Mrs. Prency burst out laughing. The young woman saw the blunder she had committed, and continued, quickly,—
"I mean that I wish he had never got out again. The idea of a fellow like that coming back to this town and talking and working on people's sympathies in such a way as to carry intelligent people right off their feet! Here you and father have been talking about him at the table almost every day for a long time!"
"Well, daughter, you seemed interested in everything we said, and thought he might do a great deal of good if he were sincere and remained true to his professions."
"Great deal of good? Yes; but, of course, I supposed he'd do it among his own set of people. I had no idea that he was going to invade the upper classes of society and make a guy out of the very young man that—"

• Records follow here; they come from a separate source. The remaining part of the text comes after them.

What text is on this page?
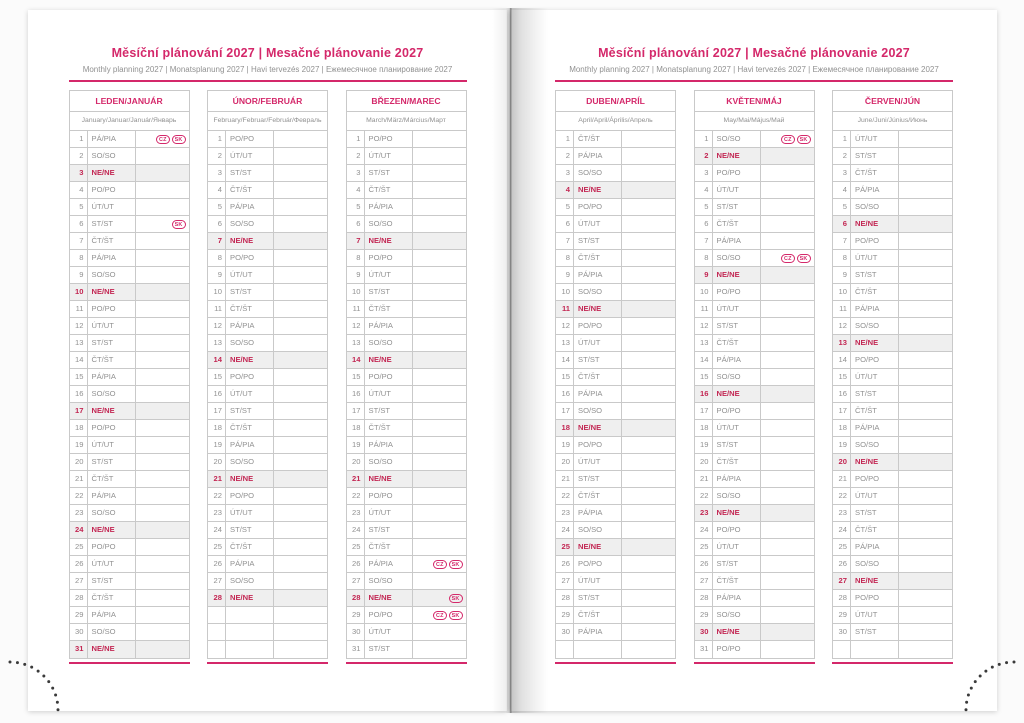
Měsíční plánování 2027 | Mesačné plánovanie 2027
Monthly planning 2027 | Monatsplanung 2027 | Havi tervezés 2027 | Ежемесячное планирование 2027
LEDEN/JANUÁR
January/Januar/Január/Январь
1	PÁ/PIA	CZ	SK
2	SO/SO
3	NE/NE
4	PO/PO
5	ÚT/UT
6	ST/ST	SK
7	ČT/ŠT
8	PÁ/PIA
9	SO/SO
10	NE/NE
11	PO/PO
12	ÚT/UT
13	ST/ST
14	ČT/ŠT
15	PÁ/PIA
16	SO/SO
17	NE/NE
18	PO/PO
19	ÚT/UT
20	ST/ST
21	ČT/ŠT
22	PÁ/PIA
23	SO/SO
24	NE/NE
25	PO/PO
26	ÚT/UT
27	ST/ST
28	ČT/ŠT
29	PÁ/PIA
30	SO/SO
31	NE/NE
ÚNOR/FEBRUÁR
February/Februar/Február/Февраль
1	PO/PO
2	ÚT/UT
3	ST/ST
4	ČT/ŠT
5	PÁ/PIA
6	SO/SO
7	NE/NE
8	PO/PO
9	ÚT/UT
10	ST/ST
11	ČT/ŠT
12	PÁ/PIA
13	SO/SO
14	NE/NE
15	PO/PO
16	ÚT/UT
17	ST/ST
18	ČT/ŠT
19	PÁ/PIA
20	SO/SO
21	NE/NE
22	PO/PO
23	ÚT/UT
24	ST/ST
25	ČT/ŠT
26	PÁ/PIA
27	SO/SO
28	NE/NE
BŘEZEN/MAREC
March/März/Március/Март
1	PO/PO
2	ÚT/UT
3	ST/ST
4	ČT/ŠT
5	PÁ/PIA
6	SO/SO
7	NE/NE
8	PO/PO
9	ÚT/UT
10	ST/ST
11	ČT/ŠT
12	PÁ/PIA
13	SO/SO
14	NE/NE
15	PO/PO
16	ÚT/UT
17	ST/ST
18	ČT/ŠT
19	PÁ/PIA
20	SO/SO
21	NE/NE
22	PO/PO
23	ÚT/UT
24	ST/ST
25	ČT/ŠT
26	PÁ/PIA	CZ	SK
27	SO/SO
28	NE/NE	SK
29	PO/PO	CZ	SK
30	ÚT/UT
31	ST/ST
Měsíční plánování 2027 | Mesačné plánovanie 2027
Monthly planning 2027 | Monatsplanung 2027 | Havi tervezés 2027 | Ежемесячное планирование 2027
DUBEN/APRÍL
April/April/Április/Апрель
1	ČT/ŠT
2	PÁ/PIA
3	SO/SO
4	NE/NE
5	PO/PO
6	ÚT/UT
7	ST/ST
8	ČT/ŠT
9	PÁ/PIA
10	SO/SO
11	NE/NE
12	PO/PO
13	ÚT/UT
14	ST/ST
15	ČT/ŠT
16	PÁ/PIA
17	SO/SO
18	NE/NE
19	PO/PO
20	ÚT/UT
21	ST/ST
22	ČT/ŠT
23	PÁ/PIA
24	SO/SO
25	NE/NE
26	PO/PO
27	ÚT/UT
28	ST/ST
29	ČT/ŠT
30	PÁ/PIA
KVĚTEN/MÁJ
May/Mai/Május/Май
1	SO/SO	CZ	SK
2	NE/NE
3	PO/PO
4	ÚT/UT
5	ST/ST
6	ČT/ŠT
7	PÁ/PIA
8	SO/SO	CZ	SK
9	NE/NE
10	PO/PO
11	ÚT/UT
12	ST/ST
13	ČT/ŠT
14	PÁ/PIA
15	SO/SO
16	NE/NE
17	PO/PO
18	ÚT/UT
19	ST/ST
20	ČT/ŠT
21	PÁ/PIA
22	SO/SO
23	NE/NE
24	PO/PO
25	ÚT/UT
26	ST/ST
27	ČT/ŠT
28	PÁ/PIA
29	SO/SO
30	NE/NE
31	PO/PO
ČERVEN/JÚN
June/Juni/Június/Июнь
1	ÚT/UT
2	ST/ST
3	ČT/ŠT
4	PÁ/PIA
5	SO/SO
6	NE/NE
7	PO/PO
8	ÚT/UT
9	ST/ST
10	ČT/ŠT
11	PÁ/PIA
12	SO/SO
13	NE/NE
14	PO/PO
15	ÚT/UT
16	ST/ST
17	ČT/ŠT
18	PÁ/PIA
19	SO/SO
20	NE/NE
21	PO/PO
22	ÚT/UT
23	ST/ST
24	ČT/ŠT
25	PÁ/PIA
26	SO/SO
27	NE/NE
28	PO/PO
29	ÚT/UT
30	ST/ST
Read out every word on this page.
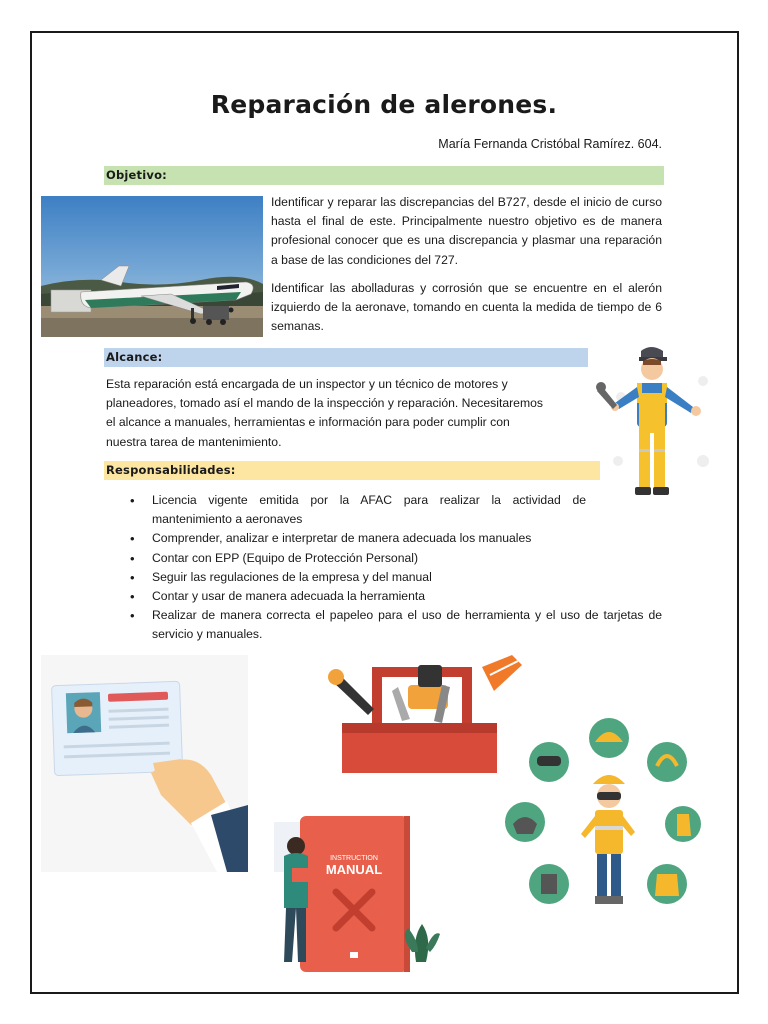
Reparación de alerones.
María Fernanda Cristóbal Ramírez. 604.
Objetivo:
Identificar y reparar las discrepancias del B727, desde el inicio de curso hasta el final de este. Principalmente nuestro objetivo es de manera profesional conocer que es una discrepancia y plasmar una reparación a base de las condiciones del 727.
Identificar las abolladuras y corrosión que se encuentre en el alerón izquierdo de la aeronave, tomando en cuenta la medida de tiempo de 6 semanas.
Alcance:
Esta reparación está encargada de un inspector y un técnico de motores y planeadores, tomado así el mando de la inspección y reparación. Necesitaremos el alcance a manuales, herramientas e información para poder cumplir con nuestra tarea de mantenimiento.
Responsabilidades:
• Licencia vigente emitida por la AFAC para realizar la actividad de mantenimiento a aeronaves
• Comprender, analizar e interpretar de manera adecuada los manuales
• Contar con EPP (Equipo de Protección Personal)
• Seguir las regulaciones de la empresa y del manual
• Contar y usar de manera adecuada la herramienta
• Realizar de manera correcta el papeleo para el uso de herramienta y el uso de tarjetas de servicio y manuales.
INSTRUCTION
MANUAL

Then Eleanor burst into tears.
"My dear child," said the mother, "you are making altogether too much of very little. Of course, it's impossible that everybody in the town sha'n't be surprised at the sudden change that has come over Mr. Bartram, but it ought to comfort you to know that all the better people in the town are very glad to learn of it, and that his example is making them very much ashamed of themselves, and that, instead of the meetings being conducted almost entirely by him and Sam Kimper, hereafter—"
"Him and Sam Kimper! Mother! the idea of mentioning the two persons in the same day!—in the same breath! How can you?"
"Well, dear, they will no longer manage the meetings by themselves, but a number of the older citizens, who have generally held aloof from such affairs, have resolved that it is time for them to do something, so Reynolds will very soon be a less prominent figure, and I trust you will hear less about him. But don't—I beg of you, don't visit your displeasure on that poor girl. You can't imagine that she had anything to do with her father's conversion, can you, still less with that of Mr. Bartram? Now, do dry your eyes and try to come back to your work and be cheerful. If you can't do more, you at least can be human. Don't disgrace your parentage, my dear. She has not even done that as yet."
Then Mrs. Prency returned to the sewing-room and chatted a little while with the new seamstress about the work in hand. Eleanor joined them in a few moments, and the mental condition of the atmosphere became somewhat less cloudy than before, when suddenly a stupid servant, who had only just been engaged and did not entirely know the ways of the house, ushered directly into the sewing-room Mr. Reynolds Bartram.
Eleanor sprang to her feet, spreading dress-goods, and needles, and spools of silk, and thread, and scissors, and thimbles, all over the floor. Jane looked up timidly for an instant, and bent her head lower over her work. But Mrs. Prency received him as graciously as if she were the Queen of England sitting upon her throne, with her royal robes upon her.